You can add elements to your Hashtable using the put method. You just need to specify the key and the value.

Then you can retrieve values using the get method and specifying the key.

Example Usage:

Hashtable<String, Employee> table = new Hashtable<String, Employee>();
Employee bob = new Employee(...);
table.put("Bob", bob);

Then later you can say...

table.get("Bob");

and this will return Bob's Employee object for you.

Problems with your code:

There are a few problems with your code that you should be aware of.

1. Your Employee Constructor is wrong.

You've got a constructor for Product inside of your Employee class. This is illegal syntax and will not compile (I hope). Instead, you should use the Employee constructor.

2. Your Hashtable variable name matches the Object class.

You've named a variable Object. Object is the class that all java classes inherit from, so you really shouldn't name something this (if it even lets you at all).

The Object documentation mentions this...

Class Object is the root of the class hierarchy. Every class has Object as a superclass. All objects, including arrays, implement the methods of this class.

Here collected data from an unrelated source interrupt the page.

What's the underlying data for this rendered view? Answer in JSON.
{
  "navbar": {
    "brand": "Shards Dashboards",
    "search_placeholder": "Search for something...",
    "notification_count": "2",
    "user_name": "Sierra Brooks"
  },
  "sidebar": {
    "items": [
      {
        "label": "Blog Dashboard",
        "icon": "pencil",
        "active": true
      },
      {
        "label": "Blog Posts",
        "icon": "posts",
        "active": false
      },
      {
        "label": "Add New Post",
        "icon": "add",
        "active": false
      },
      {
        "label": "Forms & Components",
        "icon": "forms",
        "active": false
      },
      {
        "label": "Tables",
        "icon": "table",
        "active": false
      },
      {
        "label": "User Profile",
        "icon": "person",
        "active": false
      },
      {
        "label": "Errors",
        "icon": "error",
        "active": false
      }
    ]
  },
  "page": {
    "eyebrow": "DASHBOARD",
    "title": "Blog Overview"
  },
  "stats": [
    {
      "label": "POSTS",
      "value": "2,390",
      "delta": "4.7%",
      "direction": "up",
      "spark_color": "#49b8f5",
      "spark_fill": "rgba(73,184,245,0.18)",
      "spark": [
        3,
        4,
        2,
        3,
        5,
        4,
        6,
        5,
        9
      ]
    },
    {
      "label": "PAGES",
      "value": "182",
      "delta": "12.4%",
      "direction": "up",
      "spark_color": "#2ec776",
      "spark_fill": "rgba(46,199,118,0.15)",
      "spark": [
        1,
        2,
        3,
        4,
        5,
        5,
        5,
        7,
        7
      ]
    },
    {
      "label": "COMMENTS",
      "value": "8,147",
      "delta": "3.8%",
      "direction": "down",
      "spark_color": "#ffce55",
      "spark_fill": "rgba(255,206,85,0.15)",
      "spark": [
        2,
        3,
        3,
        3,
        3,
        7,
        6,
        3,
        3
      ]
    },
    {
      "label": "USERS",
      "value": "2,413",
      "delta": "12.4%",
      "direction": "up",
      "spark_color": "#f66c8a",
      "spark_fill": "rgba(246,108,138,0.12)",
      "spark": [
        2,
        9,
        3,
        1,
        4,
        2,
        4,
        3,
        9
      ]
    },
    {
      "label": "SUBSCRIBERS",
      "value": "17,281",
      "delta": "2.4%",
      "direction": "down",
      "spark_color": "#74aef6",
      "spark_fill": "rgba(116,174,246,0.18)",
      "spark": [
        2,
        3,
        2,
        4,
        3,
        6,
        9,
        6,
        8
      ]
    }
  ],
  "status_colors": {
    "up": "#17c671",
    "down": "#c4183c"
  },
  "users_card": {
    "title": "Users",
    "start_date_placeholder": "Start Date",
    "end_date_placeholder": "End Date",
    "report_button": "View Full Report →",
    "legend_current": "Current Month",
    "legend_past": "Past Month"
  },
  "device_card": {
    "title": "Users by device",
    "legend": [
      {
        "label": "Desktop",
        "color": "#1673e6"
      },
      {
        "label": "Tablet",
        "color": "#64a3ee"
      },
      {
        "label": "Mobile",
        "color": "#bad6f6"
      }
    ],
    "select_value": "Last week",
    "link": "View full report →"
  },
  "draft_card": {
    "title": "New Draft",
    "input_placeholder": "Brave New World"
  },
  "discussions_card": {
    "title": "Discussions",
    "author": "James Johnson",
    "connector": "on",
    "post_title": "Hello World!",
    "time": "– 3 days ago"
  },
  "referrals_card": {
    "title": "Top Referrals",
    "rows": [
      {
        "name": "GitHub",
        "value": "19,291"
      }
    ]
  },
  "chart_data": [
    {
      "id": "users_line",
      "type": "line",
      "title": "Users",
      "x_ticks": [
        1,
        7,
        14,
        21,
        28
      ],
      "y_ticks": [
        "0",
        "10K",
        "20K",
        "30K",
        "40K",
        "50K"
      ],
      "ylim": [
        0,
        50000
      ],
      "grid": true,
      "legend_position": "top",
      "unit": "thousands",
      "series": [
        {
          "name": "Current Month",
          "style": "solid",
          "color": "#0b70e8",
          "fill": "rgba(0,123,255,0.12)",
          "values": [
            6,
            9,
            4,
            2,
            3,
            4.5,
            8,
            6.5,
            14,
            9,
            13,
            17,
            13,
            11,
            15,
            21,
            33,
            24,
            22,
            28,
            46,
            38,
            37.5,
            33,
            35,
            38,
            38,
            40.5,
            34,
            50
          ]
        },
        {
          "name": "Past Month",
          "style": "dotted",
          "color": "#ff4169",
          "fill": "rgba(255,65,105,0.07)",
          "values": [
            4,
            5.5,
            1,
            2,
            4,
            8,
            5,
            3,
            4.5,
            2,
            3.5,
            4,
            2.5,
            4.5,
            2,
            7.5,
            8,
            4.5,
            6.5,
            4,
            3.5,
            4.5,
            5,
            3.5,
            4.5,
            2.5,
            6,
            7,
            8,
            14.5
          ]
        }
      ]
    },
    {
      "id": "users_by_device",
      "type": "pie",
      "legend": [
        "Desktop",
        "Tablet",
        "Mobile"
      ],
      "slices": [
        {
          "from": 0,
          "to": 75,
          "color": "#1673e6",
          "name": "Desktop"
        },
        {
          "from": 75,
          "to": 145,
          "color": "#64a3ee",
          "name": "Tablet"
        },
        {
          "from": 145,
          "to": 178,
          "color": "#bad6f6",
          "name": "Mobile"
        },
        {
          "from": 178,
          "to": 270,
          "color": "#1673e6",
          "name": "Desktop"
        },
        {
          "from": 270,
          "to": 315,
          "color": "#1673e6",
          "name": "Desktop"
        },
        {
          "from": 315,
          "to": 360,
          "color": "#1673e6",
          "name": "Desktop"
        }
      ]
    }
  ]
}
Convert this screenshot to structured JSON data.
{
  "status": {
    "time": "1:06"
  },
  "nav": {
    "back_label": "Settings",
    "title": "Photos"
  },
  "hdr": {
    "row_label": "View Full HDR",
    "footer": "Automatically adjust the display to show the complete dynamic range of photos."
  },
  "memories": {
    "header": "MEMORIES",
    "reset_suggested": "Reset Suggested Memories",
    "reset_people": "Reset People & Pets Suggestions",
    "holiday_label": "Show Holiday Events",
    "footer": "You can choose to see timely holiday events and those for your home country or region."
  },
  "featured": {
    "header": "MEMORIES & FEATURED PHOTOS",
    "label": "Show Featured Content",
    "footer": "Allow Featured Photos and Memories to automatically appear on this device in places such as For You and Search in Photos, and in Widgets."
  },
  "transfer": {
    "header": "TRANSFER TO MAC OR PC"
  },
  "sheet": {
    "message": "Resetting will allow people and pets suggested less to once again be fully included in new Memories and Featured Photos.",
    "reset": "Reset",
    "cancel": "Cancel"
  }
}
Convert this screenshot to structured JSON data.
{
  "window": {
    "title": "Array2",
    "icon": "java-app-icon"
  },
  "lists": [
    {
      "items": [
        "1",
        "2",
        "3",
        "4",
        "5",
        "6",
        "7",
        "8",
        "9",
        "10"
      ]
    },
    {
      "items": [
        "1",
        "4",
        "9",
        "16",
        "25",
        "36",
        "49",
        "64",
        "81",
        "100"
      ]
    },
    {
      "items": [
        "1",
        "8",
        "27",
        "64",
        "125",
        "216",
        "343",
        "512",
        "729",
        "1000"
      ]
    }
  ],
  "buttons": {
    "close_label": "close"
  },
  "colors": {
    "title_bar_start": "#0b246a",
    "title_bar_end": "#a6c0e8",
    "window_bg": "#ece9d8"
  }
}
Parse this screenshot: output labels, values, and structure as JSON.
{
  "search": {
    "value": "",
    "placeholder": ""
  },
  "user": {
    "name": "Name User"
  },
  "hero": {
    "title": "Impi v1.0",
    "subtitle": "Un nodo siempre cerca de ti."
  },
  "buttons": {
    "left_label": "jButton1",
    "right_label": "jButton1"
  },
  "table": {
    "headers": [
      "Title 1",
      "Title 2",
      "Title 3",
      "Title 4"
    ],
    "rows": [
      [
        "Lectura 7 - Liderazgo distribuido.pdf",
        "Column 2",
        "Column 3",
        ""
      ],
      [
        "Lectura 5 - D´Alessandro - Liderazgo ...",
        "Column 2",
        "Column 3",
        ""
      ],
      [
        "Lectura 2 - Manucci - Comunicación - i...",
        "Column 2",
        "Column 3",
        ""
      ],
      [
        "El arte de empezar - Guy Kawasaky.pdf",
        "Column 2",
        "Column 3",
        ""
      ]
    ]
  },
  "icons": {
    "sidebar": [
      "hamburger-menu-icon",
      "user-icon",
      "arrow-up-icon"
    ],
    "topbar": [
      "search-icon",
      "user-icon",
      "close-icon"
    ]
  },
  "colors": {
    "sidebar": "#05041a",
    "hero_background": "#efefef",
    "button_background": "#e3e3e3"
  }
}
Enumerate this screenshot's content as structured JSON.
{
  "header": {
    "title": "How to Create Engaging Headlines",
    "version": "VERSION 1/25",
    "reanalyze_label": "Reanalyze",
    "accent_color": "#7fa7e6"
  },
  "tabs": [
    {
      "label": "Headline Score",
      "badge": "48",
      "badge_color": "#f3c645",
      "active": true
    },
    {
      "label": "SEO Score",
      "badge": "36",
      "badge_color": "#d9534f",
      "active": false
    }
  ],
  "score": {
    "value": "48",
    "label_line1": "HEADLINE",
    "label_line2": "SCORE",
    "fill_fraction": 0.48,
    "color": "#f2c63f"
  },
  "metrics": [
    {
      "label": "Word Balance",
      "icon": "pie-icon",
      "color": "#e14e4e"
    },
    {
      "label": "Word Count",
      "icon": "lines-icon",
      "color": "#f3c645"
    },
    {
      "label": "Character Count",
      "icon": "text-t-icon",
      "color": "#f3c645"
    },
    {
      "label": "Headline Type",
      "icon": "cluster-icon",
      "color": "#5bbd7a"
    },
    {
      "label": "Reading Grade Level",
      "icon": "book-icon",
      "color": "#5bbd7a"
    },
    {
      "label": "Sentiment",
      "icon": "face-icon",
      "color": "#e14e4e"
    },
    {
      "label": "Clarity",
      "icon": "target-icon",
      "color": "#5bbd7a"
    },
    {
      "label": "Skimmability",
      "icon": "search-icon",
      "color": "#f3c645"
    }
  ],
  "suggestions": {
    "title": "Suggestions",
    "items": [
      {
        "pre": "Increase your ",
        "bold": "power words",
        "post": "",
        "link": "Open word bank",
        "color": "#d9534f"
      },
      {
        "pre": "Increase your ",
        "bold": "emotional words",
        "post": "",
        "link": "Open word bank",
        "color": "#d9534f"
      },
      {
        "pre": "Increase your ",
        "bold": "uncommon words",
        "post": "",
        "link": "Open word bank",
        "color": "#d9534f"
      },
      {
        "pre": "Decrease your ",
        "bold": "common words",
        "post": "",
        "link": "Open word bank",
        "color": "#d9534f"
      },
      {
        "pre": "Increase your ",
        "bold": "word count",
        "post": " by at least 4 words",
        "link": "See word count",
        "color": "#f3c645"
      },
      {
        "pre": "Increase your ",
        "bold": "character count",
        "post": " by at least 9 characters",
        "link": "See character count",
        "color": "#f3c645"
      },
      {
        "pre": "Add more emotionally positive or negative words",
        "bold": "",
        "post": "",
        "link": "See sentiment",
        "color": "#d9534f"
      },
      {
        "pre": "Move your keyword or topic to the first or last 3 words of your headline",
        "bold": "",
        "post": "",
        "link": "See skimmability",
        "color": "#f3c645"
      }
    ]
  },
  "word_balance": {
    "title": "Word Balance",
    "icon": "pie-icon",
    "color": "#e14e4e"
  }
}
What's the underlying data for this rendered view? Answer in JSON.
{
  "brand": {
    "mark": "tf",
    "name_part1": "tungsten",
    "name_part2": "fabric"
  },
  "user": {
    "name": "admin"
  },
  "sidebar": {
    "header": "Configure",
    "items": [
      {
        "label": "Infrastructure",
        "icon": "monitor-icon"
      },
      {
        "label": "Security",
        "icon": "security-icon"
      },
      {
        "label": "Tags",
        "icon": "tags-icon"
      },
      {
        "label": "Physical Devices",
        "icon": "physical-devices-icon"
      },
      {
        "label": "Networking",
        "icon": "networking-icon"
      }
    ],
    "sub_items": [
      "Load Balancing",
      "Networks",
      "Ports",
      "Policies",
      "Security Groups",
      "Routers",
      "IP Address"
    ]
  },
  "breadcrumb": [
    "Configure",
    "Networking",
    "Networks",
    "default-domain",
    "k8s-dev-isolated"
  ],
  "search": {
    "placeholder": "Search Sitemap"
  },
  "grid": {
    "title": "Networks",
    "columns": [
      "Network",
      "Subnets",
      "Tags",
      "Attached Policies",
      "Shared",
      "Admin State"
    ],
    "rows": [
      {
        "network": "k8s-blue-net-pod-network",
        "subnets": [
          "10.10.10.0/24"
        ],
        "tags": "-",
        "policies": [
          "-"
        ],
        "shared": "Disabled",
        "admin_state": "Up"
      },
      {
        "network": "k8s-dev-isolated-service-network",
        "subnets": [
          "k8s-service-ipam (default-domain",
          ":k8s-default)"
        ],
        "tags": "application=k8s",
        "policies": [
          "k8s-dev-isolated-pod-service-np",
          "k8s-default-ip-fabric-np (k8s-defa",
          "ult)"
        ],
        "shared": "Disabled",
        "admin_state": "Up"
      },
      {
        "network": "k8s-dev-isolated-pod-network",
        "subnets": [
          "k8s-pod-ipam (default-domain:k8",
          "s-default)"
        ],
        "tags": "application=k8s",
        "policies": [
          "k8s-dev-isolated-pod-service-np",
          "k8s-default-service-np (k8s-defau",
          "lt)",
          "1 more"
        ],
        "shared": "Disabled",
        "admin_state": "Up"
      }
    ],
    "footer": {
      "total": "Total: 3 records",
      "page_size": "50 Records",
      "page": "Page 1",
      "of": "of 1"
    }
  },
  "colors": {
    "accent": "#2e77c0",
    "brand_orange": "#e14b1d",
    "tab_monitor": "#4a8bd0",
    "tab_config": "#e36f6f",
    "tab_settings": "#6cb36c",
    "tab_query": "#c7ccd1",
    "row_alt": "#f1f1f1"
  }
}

3. Incorrect Hashtable types.

You've put the wrong types in your Hashtable declaration.

You wrote...

Hashtable<String, Employee> EmployeeTable = new Hashtable<String, Product>();

When really it should be...

Hashtable<String, Employee> employeeTable = new Hashtable<String, Employee>();

(Product changed to Employee)
(I also changed the variable to be lowercase)

Notes:

  • All of the documentation for Hashtable can be found here.

  • You may also be interested in using a HashMap instead of a Hashtable. They're almost identical but HashMap isn't threadsafe. You can see some of the differences here. If you really need a threadsafe map then I'd recommend ConcurrentHashMap, it's up to you to decide which one suits you the best though.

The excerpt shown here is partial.